Je ne suis pas sûr qu'il s'agisse d'un poème. La prose détourne de la poésie, me suis-je souvent obstiné à penser maladroitement, à l'encontre des idées reçues sur cette question. Ce texte est extrait d'un recueil d'histoires courtes, satires ou énigmes, intitulé Or voir, écrites en 1994 et 1995, comme des parenthèses ouvertes pour inventer des contes que j'aurais lus à mes jeunes enfants pendant leur sommeil. Le fait qu'on y parle des derniers jours de l'été m'a donné envie de courir le Risque de la retranscrire aujourd'hui, sans clé de lecture ni autre commentaire. Juste un dernier : le risque est l'anagramme de quiers, l'impératif ancien du verbe quérir qui ne se conjugue plus.
RISQUE
Souvenez-vous, entre toutes injustices, des gens qui s'en tiennent aux causes des faits.
Guillaume et Valentine étaient de ceux-là. Malgré le monde qu'ils observaient de plus en plus loin, ils traquaient encore l'espèce rare des derniers jours de l'été. Ils bâillaient aux corneilles avant d'en saisir l'époustouflante beauté qu'ils relâchaient aussitôt.

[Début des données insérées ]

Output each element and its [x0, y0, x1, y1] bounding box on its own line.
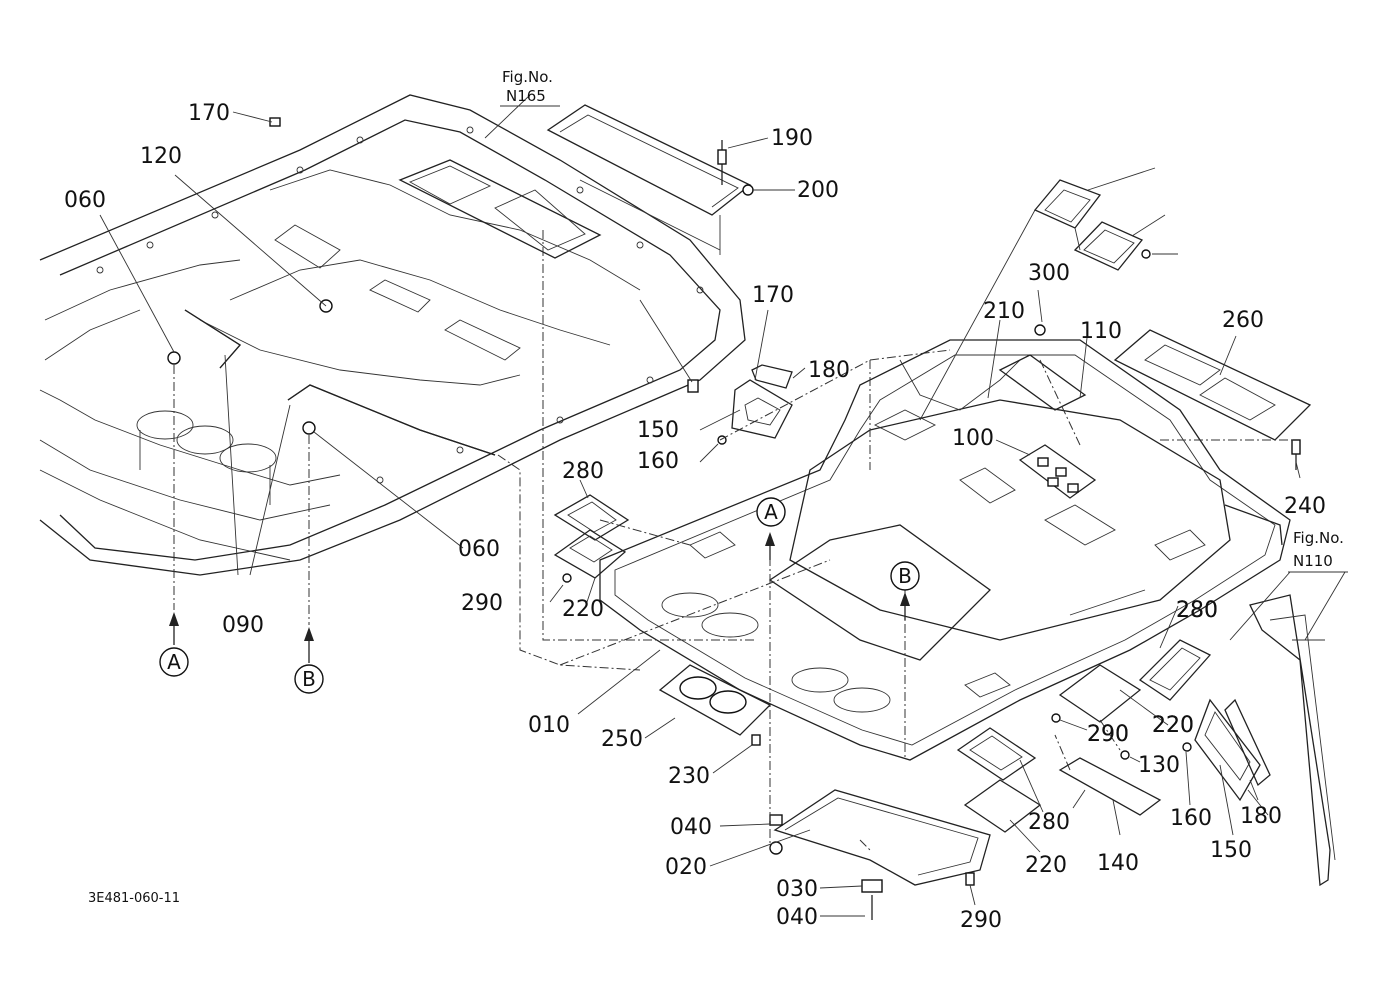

Ils avaient eu, dans leur prime jeunesse, un maître qui n'avait pas son pareil pour défendre des courbes désarmantes. Aux déchirements des hommes et aux meurtrissures des aubes, il leur avait appris à préférer des promptitudes de méandres.

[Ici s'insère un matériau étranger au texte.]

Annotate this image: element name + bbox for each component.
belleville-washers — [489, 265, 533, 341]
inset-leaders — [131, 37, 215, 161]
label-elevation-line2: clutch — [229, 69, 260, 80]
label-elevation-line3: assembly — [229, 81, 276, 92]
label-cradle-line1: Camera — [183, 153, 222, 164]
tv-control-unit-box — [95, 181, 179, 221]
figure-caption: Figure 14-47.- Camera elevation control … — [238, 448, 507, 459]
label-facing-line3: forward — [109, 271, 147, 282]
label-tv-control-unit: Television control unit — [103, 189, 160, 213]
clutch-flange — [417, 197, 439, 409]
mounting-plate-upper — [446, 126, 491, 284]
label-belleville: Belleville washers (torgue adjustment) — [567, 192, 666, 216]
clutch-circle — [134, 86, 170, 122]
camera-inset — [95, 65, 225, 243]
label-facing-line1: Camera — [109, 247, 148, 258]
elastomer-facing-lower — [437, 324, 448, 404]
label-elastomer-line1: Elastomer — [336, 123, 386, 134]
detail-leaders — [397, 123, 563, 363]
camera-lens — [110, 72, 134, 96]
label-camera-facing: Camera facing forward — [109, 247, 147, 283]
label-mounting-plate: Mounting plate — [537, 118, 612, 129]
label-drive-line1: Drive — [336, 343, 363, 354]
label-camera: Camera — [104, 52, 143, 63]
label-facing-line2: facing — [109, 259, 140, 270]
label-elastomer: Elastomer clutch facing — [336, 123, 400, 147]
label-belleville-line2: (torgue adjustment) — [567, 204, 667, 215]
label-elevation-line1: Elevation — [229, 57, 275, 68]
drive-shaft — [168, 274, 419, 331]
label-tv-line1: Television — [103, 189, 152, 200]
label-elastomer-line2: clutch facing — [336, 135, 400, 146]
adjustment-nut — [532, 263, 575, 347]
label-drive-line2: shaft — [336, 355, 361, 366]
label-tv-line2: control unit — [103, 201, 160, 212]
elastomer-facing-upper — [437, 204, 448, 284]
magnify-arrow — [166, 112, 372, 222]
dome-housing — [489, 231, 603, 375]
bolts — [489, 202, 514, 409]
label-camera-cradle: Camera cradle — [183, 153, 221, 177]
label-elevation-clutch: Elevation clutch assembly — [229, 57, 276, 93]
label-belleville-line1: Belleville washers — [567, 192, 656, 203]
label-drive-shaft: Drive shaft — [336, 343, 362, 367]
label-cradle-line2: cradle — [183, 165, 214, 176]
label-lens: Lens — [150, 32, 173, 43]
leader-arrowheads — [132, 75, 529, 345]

Mais l'esprit du maître, que Guillaume et Valentine outrepassaient dans leur fol amour, ne demandait pas de remonter sans cesse à la source initiale. Quand bien même celle-ci aurait existé, jamais ils ne l'auraient trouvée.
C'était pour faire semblant de déplaire à leur maître que Guillaume et Valentine avaient couru ce risque. Au demeurant, ils découvraient jour après jour que leur amour y puisait son énergie.